Malia Obama’s rosé-shaming is the latest in drinking double standards

‘News that Malia Obama was enjoying herself propelled a number of Trump supporters into self-righteous outrage.’
‘News that Malia Obama was enjoying herself propelled a number of Trump supporters into self-righteous outrage.’ Photograph: Josiah Kamau/Getty Images

Malia Obama, a 20-year-old Harvard student who happens to be the daughter of a former US president, recently enjoyed a glass of poolside rosé during a weekend with friends in Miami. We know about this unremarkable incident because the Daily Mail saw fit to publish a salacious article about “underage Malia” drinking, consisting of 23 creepy photos of her in a swimsuit. They also threw in a video. The UK may no longer rule the world, but its tabloids remain global leaders in shamelessness.

News that an Obama was enjoying herself predictably propelled a number of Trump supporters into fits of self-righteous outrage. Andrew Wilkow, the host of a conservative radio show, tweeted: “Living like the 1%? Drinking underage? Let’s see the #democrats and media scream about ‘privilege’ here.”

All right, Mr Wilkow, challenge accepted. I’m going to scream about “privilege”. More specifically, I’m going to scream about “drinking privilege” and how young women are judged more harshly than men when it comes to alcohol.

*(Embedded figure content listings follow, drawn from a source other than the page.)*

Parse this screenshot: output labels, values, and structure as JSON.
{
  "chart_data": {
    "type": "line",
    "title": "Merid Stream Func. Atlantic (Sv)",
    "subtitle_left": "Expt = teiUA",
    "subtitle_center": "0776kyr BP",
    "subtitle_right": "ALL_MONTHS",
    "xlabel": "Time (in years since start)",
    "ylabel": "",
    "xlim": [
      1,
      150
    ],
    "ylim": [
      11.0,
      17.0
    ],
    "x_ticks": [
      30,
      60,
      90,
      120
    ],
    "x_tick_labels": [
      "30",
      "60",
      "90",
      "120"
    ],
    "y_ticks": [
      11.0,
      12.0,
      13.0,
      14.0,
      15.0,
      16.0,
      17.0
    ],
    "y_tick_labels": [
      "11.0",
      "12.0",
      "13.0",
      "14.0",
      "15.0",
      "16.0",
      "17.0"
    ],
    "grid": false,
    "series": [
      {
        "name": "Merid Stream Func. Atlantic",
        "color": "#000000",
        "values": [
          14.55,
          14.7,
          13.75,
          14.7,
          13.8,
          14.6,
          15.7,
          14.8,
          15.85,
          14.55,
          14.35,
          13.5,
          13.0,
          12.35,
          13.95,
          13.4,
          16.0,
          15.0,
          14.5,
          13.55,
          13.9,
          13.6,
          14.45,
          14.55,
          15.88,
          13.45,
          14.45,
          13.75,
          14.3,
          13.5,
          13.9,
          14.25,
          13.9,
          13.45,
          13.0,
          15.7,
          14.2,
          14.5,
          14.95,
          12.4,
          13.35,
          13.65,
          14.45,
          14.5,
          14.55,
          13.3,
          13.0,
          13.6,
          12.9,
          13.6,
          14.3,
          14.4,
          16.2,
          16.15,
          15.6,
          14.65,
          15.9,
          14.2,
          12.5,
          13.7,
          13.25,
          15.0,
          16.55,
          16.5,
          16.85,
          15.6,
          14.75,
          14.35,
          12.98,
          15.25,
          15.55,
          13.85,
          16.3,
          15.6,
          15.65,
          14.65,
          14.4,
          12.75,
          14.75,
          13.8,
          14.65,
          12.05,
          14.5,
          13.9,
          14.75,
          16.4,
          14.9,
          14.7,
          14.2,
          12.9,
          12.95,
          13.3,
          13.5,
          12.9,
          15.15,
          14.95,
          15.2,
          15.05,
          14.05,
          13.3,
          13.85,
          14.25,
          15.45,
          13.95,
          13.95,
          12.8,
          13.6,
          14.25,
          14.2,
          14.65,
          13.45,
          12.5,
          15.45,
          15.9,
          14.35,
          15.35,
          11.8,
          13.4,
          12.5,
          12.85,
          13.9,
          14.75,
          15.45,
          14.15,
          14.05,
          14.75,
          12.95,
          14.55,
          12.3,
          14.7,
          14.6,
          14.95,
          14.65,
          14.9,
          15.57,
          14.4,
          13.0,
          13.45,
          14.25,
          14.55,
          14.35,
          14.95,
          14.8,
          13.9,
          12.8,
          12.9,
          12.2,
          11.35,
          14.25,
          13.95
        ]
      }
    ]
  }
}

Obama getting rosé-shamed by the Mail is not an isolated incident; the media loves moralising about women and booze. A 2016 study by researchers at Glasgow University and Glasgow Caledonian University, for example, found women’s binge drinking is given more media coverage despite the fact that men are more likely to drink to excess. The study, which analysed 308 articles published over two years in seven UK national newspapers, noted that portrayals of women drinking were also unfairly stigmatising. Chris Patterson, from the public health sciences unit at the University of Glasgow, explained: “Media coverage of women’s binge drinking isn’t just about health or public disorder; it also performs a moralising, paternalistic role, reflecting broader social expectations about women’s public behaviour.”

While that study was about binge drinking, there is apparently no safe amount a woman can drink if she wants to avoid being judged. In 2016, for example, the US Centers for Disease Control and Prevention (CDC) advised all women of childbearing age who weren’t using birth control to completely avoid alcohol, in case they got pregnant. This condescending guidance was based on a CDC estimate that “approximately 3.3 million US women aged 15-44 years … were at risk for an alcohol-exposed pregnancy during 2011-2013”. A study published last month in the journal Women’s Health Issues argues this was a massive overestimate, and cautioned that exaggerating the problem “can contribute to moral panic about alcohol use during pregnancy”.

There is also, of course, no safe amount a woman can drink if she wants to avoid getting blamed for being raped. If you are a man, being drunk makes you somehow less culpable in society’s eyes for sexually assaulting someone; it was the booze that did it, not you! If you are a woman, however, drinking means you were irresponsible; you should have been more careful! Indeed, we seem to expend more energy telling women not to get drunk than we do telling men not to rape.

One of the most glaring examples of our double standards around drinking is sitting on the US supreme court. In his testimony to the Senate judiciary committee last year, Brett Kavanaugh talked at length about how much drinking he had done at high school. “I liked beer,” Kavanaugh said. “I still like beer.” It’s very hard to imagine a woman telling a room full of senators how much she loved boozing and then getting rewarded with one of the most powerful jobs in the world. Kavanaugh got a pass, however, because boys will be boys, after all. And girls will be publicly shamed.